Over the years, I’ve talked with many young people about their desire to invest. Almost to a person, they are interested in investing because there is a popular, new product or service that excites them. This excitement helps them want to invest in that company, even if they are neophytes to the investment world. This does not bother me, as I love seeing people be motivated to become active in our economic system. The issue arises, however, that what is a cool product may be an investment that is about to mature in its attractiveness.
My friend’s son has me manage some investments for him. When we began our relationship, he wanted to talk about investing in Tesla motors. This was in the fall of 2014 and Tesla (TSLA) was selling in the neighborhood of $240 per share. Yes, in four years TSLA had become a ten-bagger, having risen to $241 from an October 2010 price of $21. To him, this looked like a great investment and, it would be, if that rate of appreciation had continued. Instead, in the fall of 2015, TSLA was selling for $207 (a loss of 13.7%) and the good news is that, today, it is selling for $262 per share (a gain of 8.7% from the 2014 price). One does not know if the “investor” would have still been in the stock or would “the emotional trader” have sold when the price was low.

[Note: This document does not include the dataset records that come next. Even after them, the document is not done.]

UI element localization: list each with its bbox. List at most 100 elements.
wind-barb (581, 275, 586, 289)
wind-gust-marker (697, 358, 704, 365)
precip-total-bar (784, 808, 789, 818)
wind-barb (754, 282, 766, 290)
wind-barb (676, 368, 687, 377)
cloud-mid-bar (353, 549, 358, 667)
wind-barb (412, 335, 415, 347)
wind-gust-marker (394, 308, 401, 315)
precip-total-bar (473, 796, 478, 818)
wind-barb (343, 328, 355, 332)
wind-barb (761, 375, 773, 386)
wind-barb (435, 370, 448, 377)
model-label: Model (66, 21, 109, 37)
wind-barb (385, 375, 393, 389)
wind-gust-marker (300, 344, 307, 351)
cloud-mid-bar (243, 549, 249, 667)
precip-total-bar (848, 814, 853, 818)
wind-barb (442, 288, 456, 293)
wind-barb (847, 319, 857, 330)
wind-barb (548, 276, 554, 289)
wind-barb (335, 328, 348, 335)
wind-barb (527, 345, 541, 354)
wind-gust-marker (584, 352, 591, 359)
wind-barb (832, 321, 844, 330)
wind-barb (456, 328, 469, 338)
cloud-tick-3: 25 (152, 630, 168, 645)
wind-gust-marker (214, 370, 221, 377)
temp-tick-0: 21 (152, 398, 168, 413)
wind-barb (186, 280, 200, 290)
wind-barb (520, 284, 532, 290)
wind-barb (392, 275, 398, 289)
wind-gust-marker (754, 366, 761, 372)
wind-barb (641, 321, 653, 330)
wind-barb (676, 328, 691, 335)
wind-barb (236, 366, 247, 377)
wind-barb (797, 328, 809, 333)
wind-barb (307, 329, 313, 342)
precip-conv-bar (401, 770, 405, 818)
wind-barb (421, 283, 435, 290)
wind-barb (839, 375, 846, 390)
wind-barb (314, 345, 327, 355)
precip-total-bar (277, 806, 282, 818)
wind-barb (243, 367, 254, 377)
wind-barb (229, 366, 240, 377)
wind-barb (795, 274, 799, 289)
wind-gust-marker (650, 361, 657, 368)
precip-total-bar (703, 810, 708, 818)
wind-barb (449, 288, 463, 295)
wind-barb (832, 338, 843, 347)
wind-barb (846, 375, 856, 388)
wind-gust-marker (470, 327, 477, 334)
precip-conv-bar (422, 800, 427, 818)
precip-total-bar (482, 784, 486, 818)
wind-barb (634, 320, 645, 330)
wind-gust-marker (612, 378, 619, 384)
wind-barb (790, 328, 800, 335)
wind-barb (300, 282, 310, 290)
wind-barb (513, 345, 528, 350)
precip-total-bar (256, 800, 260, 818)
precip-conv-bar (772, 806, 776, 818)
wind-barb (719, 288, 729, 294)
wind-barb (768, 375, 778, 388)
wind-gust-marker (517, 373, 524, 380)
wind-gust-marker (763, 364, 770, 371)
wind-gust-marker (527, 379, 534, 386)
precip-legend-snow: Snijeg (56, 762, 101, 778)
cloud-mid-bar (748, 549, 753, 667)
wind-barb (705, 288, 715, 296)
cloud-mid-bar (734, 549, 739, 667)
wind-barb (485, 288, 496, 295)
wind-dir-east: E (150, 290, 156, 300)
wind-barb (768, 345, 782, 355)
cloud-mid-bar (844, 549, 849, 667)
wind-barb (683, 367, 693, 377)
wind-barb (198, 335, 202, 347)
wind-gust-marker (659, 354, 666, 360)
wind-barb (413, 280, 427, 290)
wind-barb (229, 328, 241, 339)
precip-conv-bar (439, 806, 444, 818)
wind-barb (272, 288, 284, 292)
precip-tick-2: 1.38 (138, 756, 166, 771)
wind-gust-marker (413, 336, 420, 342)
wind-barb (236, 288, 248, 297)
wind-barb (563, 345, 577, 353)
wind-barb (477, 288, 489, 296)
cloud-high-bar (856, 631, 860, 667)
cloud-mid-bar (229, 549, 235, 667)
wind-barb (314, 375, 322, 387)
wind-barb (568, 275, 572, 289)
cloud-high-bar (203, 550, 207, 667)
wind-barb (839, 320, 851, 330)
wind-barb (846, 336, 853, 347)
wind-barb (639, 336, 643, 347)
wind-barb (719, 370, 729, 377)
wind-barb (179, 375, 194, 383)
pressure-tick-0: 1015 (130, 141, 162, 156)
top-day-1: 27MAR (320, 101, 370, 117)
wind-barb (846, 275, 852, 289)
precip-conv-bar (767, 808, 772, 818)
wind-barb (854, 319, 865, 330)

Have you ever eaten at a Chipotle (CMG)? They do have good food and, in the fall of 2014, their stock was selling at price of $638, having risen from a first month’s (January 2007) price of $45.60, or 1,299%!! Of course, we all want on that bandwagon but, had you purchased CMG in the fall of 2014 with the hopes of winning the race, you would now own shares worth 28.2% less than at purchase. You did not imagine that there would be an e coli outbreak at the fast-food chain. As a result, it looks like you’re a little behind in the race – not winning.
Similar stories can be told about other stocks and, of course, there are real success stories where fortunes are made on the current, coolest thing to hit the market in years. Yet, for a beginning investor, looking for a way to invest in the market, I always recommend a couple of things. One, I ask, “How long are you able to invest the money without needing the principal?” Before you invest in the stock market, this time period should be no shorter than five years and, preferably, longer. In the above examples, had you gambled your house-down payment-to-be on either of these single stocks, instead of the return you had hoped to receive you may receive less and, perhaps, lost some of your down payment if a house purchase is relatively soon. If the beginning investor believes that they can invest for over five years and they want to get started, I recommend that they consider an index mutual fund or exchange traded fund. What would have happened to this investment over the eighteen months from October 2014 to today?
In October of 2014, the Standard & Poor’s 500 Index ETF (SPY) was selling for $195.49 per share. Currently SPY is selling for $204.19 and sports a 2.1% dividend yield. This is approximately an annual yield of 4.96%, although in January of this year SPY had a price a little less than $193 per share for a 1.4% loss to be recouped by April. Moreover, this return came with a lot less volatility than in either of the “cool” stocks above. Why? Diversification.
Purchasing a single investment is risky. Being risky, you may make a lot of money, if it turns out to be a great company. Being risky, you may lose everything, if it is a poor investment. You do not know. On the other hand, by investing in an index mutual fund with a focus on the United States, you will have purchased a little of every company in the index and will have taken a position that represents the largest companies in the United States. This reduction in risks, lowers your expected return, while reducing your risk. Moreover, an investment in The Market of the United States, provides you with an investment for the long-run. (You will not have to worry about little things like food poisoning getting in your way.)
Never forget that financial success follows from your discipline to save money over a long period of time in a diversified portfolio. If you do this, while not as exciting as watching a rabbit zig-zag across the yard, you will be successful. For, just as the fable of the turtle and hare attests, slow and steady will win the race. Swinging for a home run with your investments may seem attractive. It is, however how most batters strike out.